Apesar de uma recuperação lenta e dolorida, Felipe conseguiu se adaptar à nova realidade. “A deficiência não vem para limitar a gente, como eu sempre falo, ela vem para deixar mais difícil, mas você consegue fazer tudo, como qualquer outra pessoa”, explica. Após quatro anos longe dos campos, ele retornou aos gramados em uma nova modalidade.
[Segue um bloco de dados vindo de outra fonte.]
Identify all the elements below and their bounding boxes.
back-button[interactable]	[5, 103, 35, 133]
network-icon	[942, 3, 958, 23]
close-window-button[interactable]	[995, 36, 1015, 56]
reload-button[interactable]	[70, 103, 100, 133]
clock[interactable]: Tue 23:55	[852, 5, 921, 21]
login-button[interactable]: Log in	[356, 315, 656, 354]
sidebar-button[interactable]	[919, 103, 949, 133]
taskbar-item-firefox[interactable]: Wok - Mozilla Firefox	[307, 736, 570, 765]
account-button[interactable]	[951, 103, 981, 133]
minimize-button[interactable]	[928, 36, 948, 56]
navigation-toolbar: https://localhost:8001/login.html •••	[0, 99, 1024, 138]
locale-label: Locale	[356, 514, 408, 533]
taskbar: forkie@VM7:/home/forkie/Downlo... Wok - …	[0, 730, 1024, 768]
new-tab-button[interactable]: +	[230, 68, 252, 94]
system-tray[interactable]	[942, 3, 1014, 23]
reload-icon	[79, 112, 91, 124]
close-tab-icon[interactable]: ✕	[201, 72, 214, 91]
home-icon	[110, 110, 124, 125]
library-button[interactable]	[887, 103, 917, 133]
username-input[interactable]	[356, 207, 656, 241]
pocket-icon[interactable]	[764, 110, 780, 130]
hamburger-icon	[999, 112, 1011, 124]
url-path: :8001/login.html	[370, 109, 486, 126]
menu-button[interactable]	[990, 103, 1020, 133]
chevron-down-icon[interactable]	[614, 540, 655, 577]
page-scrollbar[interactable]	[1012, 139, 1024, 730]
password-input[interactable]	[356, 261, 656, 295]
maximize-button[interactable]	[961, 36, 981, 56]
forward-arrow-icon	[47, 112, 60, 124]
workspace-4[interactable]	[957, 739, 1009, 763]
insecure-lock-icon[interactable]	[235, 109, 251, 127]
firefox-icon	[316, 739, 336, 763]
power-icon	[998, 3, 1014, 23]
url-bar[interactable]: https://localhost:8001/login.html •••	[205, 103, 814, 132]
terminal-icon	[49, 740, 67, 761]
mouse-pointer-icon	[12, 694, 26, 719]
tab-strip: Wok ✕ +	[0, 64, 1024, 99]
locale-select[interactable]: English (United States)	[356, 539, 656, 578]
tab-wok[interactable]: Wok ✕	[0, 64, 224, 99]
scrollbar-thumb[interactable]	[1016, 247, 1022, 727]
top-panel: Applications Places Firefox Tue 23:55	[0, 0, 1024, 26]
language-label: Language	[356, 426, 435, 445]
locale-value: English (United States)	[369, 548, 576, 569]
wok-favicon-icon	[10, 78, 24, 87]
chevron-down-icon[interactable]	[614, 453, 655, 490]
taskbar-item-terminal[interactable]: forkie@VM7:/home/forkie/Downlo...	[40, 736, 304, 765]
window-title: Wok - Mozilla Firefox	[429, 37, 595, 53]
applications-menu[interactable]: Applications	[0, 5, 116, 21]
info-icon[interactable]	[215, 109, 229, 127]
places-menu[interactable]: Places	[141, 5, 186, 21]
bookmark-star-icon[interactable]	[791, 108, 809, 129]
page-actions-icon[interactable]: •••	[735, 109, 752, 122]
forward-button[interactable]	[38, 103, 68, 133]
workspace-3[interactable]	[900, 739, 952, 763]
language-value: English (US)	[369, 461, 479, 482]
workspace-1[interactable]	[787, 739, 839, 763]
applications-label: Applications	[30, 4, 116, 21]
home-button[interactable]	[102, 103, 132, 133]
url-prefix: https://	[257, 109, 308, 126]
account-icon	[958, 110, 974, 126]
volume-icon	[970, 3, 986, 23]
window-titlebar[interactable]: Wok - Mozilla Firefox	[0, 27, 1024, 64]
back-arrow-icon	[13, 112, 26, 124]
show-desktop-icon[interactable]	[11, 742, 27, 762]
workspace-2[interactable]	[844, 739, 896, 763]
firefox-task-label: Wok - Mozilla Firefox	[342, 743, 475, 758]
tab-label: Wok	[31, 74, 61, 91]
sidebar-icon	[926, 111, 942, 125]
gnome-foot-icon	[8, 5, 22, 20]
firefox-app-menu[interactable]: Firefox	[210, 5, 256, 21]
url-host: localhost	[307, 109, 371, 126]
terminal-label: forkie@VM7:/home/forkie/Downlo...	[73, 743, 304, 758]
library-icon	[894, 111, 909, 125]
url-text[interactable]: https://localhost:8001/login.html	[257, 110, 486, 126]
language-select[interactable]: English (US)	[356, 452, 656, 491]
“Já estou há três anos jogando futebol para amputados, atualmente jogo no Acre Clube Futebol para Amputados, sou campeão da Copa Brasil, campeão do Paulista e fui convocado para a Seleção Brasileira Paralímpica”, conta com orgulho.

Desde a primeira vez que experimentou uma prótese, Joel se empenhou em se adaptar e se tornou treinador do seu filho. “Eu comecei a treinar meu filho nesse corredor, aí muitas pessoas foram me chamando, e hoje eu sou técnico com deficiência formado pela federação”, explica.

Mayara ainda reforça que, mesmo após o acidente, as vítimas ainda têm escolhas, aquela mudança não dita o resto da história. “A vida não acabou, ela continua depois do acidente, e a gente pode escolher como vamos continuar”, finaliza.
A cada hora, uma pessoa sofre acidente com motocicleta em MS
Só nos primeiros seis meses de 2025, Mato Grosso do Sul registrou 4.861 vítimas em acidentes envolvendo motos. Isto quer dizer que, a cada hora, uma pessoa sofre acidente com motocicleta no trânsito do Estado, segundo o Detran-MS (Departamento Estadual de Trânsito).
Considerando os dados anuais consolidados, entre 2021 e 2024, o número de vítimas subiu 25% em MS. A média deste período é de 14.519 vítimas por ano. De 2021 até julho deste ano, 66.746 sul-mato-grossenses foram vítimas deste tipo de acidente, em 36.146 sinistros. Neste período, Campo Grande teve 19.820 casos, Dourados 3.571 e Três Lagoas 2.542.
Em Campo Grande, 26 pessoas morreram em acidentes com motos em 2025, o que representa 83% do total de mortes registradas no ano (31). A frota da Capital conta com 370 mil motocicletas e a cidade soma 2.324 acidentes com este tipo de veículo no ano, vitimando 4.861 pessoas, segundo o Detran-MS.